In March 2021, Biden said of Harris: “In addition to that, there’s about five other major things she’s handling, but I’ve asked her, the VP, today — because she’s the most qualified person to do it — to lead our efforts with Mexico and the Northern Triangle and the countries that help — are going to need help in stemming the movement of so many folks, stemming the migration to our southern border.”

Headline Fail of the Week

The Associated Press published a wildly unnecessary “fact-check” this week: “No, JD Vance did not have sex with a couch.”

After backlash over the post, the AP deleted it entirely.

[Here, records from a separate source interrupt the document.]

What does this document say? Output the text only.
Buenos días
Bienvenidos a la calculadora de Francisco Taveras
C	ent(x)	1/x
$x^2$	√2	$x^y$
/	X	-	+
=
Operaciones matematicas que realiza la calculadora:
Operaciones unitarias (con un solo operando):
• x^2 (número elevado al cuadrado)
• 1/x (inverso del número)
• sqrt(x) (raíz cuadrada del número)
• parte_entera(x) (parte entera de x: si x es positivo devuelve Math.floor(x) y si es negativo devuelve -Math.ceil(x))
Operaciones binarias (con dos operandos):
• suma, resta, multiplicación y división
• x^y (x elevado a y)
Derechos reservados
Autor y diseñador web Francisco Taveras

As National Review’s Noah Rothman put it: “The AP published a ‘fact-check’ of utterly unknown nobodies who alleged that JD Vance fornicated a couch, not because anyone believed that but because it introduces that nonsense into the bloodstream. Today, it’s gone. So sleazy.”

Media Misses

  • Politico offers yet another headline for the “Republicans pounce” collection: “Republicans pounce after Netanyahu protesters burn U.S. flags – and wave Hamas ones instead.” The outlet later changed the headline to say Republicans “condemn” rather than “pounce.”
  • MSNBC host Joy Reid apparently thinks she has insight into the dynamics of the Trump family, claiming that the former president does not appear to have a loving relationship with his family. “Donald Trump has grandkids too, but the physical interactions that they had at the convention felt so cold and sort of clinical,” Reid said. “It didn’t feel real. You really don’t see Melania.”
  • Last week, we offered numerous examples of embarrassing media hero-worship over Biden’s decision to drop out of the race but perhaps none of those top this egregious sentiment from Washington Post columnist Jen Rubin, who recently likened Biden to George Washington. “If you cannot appreciate the dignity, the grace, the selflessness, the patriotism of that speech – akin to Washington’s farewell – but instead feel compelled to denigrate him, nitpick or return to petty partisan politics I pity you,” Rubin wrote in a post on X. “You’re denying yourself the majesty, the inspiration of America and of a great president. Go self-reflect.”